Generalise the block-sparse abstraction to FFN GEMMs and MoE routing, enabling E2E sparse execution under one runtime.
Extend the deterministic load-balancer across multiple nodes, co-optimising network traffic with NVLink/InfiniBand topology.
Appendix
Online-Softmax – technique that incrementally maintains running max and sum to compute softmax in constant memory instead of materialising the full attention matrix
Sigmoid-Attention / FlashSigmoid – attention variant that replaces softmax with an element-wise sigmoid to clip logits.
RadixAttention – SGLang’s variant that indexes KV blocks with a radix tree, enabling efficient prefix reuse
Prefix-Caching – storing a shared prompt once so that multiple parallel continuations can reuse the same KV prefix
Ragged Tensor – tensor whose rows may have different lengths, implemented via an index pointer array instead of padding
Block-Sparse Row (BSR) – sparse-matrix format that groups non-zeroes into fixed-sized blocks (br × bc) to improve register reuse and tensor-core compatibility
Vector-Sparsity – extreme case of BSR where one dimension of the block is 1 (e.g., 16×1), letting the kernel skip individual vectors while still using tensor cores.

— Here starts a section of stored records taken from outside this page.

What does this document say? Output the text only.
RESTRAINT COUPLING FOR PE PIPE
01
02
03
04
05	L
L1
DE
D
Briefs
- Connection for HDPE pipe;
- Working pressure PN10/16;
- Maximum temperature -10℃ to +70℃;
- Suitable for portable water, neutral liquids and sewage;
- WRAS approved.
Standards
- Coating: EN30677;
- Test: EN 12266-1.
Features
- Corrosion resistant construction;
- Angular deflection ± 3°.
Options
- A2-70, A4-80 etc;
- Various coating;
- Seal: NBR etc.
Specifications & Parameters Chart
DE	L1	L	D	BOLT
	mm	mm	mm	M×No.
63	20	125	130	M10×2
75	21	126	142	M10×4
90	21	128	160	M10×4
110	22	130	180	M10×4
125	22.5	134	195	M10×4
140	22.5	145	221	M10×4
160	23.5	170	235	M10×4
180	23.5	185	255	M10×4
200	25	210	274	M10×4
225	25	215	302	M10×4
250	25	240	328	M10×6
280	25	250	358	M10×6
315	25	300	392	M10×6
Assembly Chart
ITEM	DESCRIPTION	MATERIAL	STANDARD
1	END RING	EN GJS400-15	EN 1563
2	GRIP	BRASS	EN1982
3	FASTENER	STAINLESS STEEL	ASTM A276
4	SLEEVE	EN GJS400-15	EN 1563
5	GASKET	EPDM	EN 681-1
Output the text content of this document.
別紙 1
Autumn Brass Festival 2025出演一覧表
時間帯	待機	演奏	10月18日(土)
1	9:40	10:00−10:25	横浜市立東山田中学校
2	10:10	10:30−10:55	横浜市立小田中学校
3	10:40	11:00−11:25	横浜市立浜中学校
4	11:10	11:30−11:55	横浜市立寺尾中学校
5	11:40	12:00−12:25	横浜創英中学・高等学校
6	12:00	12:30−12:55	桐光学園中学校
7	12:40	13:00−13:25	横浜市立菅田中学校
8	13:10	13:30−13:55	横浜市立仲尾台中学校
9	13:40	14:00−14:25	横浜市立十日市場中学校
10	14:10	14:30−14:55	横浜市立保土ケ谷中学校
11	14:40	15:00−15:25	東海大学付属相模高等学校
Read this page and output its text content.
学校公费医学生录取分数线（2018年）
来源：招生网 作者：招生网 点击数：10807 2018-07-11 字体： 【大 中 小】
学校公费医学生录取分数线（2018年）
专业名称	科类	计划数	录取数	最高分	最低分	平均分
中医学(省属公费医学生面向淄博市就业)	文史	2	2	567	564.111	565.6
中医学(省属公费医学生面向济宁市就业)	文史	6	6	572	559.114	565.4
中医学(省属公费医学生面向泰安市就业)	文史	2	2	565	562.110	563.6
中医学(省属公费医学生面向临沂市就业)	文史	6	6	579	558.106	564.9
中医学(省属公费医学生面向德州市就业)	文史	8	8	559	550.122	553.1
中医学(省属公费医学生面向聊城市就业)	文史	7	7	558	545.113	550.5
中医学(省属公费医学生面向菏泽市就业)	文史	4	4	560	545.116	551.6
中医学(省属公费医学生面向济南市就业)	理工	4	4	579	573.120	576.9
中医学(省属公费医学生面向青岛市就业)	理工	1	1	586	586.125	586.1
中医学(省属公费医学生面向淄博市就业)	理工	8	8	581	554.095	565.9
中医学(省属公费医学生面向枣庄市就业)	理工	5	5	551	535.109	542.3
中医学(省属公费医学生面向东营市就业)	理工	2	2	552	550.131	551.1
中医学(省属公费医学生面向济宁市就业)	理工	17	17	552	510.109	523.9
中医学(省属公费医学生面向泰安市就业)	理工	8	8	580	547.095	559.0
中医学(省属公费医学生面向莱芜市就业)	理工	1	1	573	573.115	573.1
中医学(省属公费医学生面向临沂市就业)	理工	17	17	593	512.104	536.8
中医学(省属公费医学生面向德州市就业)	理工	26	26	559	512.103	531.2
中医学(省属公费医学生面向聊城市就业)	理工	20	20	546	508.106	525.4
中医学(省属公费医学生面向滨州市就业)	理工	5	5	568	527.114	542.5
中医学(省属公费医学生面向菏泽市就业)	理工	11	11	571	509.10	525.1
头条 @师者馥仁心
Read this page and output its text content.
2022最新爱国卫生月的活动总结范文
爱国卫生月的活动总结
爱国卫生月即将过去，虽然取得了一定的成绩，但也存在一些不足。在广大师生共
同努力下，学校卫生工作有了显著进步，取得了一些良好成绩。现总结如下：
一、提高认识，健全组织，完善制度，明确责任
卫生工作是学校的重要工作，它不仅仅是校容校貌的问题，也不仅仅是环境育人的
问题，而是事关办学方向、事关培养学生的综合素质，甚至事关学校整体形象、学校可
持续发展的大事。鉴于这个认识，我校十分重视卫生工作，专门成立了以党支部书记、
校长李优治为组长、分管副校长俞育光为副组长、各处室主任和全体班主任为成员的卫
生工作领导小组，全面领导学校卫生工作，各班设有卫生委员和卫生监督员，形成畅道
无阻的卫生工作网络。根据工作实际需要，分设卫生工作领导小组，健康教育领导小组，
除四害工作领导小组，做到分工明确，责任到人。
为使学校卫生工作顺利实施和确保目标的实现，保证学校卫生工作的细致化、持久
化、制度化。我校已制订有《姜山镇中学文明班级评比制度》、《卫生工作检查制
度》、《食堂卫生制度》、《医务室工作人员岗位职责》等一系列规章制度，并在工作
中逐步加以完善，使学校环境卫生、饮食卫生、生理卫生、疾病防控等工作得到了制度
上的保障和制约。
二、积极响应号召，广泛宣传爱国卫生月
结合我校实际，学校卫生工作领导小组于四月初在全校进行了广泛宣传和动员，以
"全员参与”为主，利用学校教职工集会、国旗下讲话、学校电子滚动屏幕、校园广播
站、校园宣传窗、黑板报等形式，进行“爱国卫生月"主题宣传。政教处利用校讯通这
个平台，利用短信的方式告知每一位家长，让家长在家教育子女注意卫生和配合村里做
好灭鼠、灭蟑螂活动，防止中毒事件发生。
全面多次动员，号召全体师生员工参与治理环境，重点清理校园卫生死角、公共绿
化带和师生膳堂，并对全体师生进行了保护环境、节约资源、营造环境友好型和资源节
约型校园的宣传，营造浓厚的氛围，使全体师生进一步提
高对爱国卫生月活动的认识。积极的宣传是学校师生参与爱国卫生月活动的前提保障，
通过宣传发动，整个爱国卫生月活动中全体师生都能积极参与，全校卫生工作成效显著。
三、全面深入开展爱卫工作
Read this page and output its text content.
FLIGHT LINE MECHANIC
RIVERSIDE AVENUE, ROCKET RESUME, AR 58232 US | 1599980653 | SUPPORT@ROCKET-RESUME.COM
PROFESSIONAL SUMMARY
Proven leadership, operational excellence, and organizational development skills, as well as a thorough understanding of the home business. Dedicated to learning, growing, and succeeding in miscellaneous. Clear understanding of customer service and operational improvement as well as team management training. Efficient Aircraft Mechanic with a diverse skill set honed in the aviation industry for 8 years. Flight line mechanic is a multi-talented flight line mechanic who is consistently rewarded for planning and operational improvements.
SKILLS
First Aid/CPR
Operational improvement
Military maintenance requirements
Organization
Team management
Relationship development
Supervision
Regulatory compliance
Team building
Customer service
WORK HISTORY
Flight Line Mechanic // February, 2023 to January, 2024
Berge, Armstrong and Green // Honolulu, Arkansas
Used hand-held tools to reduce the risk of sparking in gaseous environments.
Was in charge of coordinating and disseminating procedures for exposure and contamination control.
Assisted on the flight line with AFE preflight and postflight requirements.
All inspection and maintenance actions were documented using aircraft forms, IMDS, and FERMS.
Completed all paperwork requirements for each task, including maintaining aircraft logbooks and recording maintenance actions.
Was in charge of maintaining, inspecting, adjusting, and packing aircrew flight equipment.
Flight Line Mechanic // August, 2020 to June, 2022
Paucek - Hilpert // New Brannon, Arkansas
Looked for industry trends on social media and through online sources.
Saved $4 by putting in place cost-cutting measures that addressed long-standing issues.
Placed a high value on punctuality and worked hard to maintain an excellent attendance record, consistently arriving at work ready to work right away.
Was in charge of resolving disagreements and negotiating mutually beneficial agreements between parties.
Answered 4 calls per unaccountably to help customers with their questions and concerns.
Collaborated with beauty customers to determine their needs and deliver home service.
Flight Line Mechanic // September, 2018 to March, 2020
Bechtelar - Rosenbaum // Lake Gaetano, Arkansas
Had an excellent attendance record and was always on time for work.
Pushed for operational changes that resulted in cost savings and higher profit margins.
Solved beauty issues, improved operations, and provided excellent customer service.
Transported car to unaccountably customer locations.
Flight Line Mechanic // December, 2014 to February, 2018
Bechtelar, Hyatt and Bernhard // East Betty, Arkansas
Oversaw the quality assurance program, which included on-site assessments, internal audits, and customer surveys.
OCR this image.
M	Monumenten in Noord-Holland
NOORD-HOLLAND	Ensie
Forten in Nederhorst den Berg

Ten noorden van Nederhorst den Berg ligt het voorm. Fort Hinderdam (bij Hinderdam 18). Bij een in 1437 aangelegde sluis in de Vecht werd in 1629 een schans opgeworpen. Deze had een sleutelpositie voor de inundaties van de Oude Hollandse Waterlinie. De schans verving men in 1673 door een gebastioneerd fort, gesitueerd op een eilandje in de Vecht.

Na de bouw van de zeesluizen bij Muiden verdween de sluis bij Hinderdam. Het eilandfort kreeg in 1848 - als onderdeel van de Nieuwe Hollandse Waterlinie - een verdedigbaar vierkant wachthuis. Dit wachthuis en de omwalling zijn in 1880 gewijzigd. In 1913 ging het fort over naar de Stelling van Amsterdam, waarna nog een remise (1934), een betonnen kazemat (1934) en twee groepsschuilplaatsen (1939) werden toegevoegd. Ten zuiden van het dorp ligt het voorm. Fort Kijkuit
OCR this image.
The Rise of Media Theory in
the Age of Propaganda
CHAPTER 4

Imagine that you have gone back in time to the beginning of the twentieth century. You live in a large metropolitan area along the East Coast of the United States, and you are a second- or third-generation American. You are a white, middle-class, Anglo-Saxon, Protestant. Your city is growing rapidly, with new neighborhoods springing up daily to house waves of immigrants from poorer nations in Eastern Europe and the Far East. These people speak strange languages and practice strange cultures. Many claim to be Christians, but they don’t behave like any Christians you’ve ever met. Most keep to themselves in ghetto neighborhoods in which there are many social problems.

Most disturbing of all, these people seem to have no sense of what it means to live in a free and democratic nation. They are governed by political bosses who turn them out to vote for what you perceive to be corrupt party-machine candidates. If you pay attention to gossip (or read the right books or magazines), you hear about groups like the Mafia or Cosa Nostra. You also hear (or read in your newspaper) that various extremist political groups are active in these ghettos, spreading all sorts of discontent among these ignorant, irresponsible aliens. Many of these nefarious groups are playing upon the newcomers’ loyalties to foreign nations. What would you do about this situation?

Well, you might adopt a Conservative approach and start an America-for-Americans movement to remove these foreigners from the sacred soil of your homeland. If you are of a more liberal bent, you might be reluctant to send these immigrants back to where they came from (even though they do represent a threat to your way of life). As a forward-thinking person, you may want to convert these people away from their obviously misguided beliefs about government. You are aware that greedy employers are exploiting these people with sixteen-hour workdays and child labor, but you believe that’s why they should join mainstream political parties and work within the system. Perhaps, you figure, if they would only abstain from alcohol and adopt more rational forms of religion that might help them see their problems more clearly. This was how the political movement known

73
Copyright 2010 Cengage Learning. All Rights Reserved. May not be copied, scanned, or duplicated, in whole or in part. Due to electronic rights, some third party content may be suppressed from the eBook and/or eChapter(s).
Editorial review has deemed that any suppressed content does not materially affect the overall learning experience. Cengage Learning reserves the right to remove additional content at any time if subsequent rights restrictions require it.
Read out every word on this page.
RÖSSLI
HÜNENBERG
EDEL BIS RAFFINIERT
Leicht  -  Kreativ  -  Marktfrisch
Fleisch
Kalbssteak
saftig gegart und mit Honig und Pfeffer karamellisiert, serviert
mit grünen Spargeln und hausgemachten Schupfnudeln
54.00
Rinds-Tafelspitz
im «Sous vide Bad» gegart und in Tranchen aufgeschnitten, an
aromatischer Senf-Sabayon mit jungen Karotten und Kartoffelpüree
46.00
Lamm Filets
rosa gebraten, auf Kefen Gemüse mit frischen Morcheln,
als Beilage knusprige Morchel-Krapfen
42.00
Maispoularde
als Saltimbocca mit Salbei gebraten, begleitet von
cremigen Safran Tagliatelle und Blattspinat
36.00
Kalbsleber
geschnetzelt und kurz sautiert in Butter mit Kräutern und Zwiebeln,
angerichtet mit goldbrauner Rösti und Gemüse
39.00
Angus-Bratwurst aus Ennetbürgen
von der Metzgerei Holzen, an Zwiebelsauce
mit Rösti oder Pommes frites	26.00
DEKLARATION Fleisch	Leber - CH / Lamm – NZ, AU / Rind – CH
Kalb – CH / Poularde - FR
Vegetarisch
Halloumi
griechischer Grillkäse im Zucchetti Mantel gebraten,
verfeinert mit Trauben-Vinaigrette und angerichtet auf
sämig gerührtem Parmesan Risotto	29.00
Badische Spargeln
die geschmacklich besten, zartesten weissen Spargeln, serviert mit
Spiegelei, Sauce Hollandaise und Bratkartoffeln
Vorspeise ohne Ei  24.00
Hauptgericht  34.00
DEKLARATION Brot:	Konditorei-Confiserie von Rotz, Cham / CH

Gather -→ Shared-Mem -→ MMA – strategy of first fetching sparse columns into shared memory, then issuing dense tensor-core instructions (MMA) on the packed data.
Tensor Memory Accelerator (TMA) – Hopper hardware engine that asynchronously copies tiles between global and shared memory without blocking the warp
WGMMA (WarpGroup Matrix-Multiply-Accumulate) – Hopper PTX instruction that performs Warp-Grouped Matrix Multiply-Accumulate on 64-row tiles, enabling larger persistent kernels
CTA (Cooperative Thread Array): same as a block in CUDA.
Stream-K – GPU load-balancing scheme that partitions inner-loop iterations evenly across CTAs to avoid tile quantisation artefacts. (Eg: 100 tiles, 32 blocks, 4 tiles remaining for the fourth round.)
Deterministic Load-Balanced Scheduler (FlashInfer) – modified Stream-K algorithm that assigns work tiles to CTAs without atomics, guaranteeing repeatable outputs.
Persistent Kernel – kernel that loops internally over tiles instead of being relaunched, keeping registers and shared memory hot.
FlexAttention – Triton-based framework that lets users express attention variants through functors
MLC-Engine – TVM-based cross-device serving stack.
Inter-Token Latency (ITL) – average time between two consecutive generated tokens during streaming inference.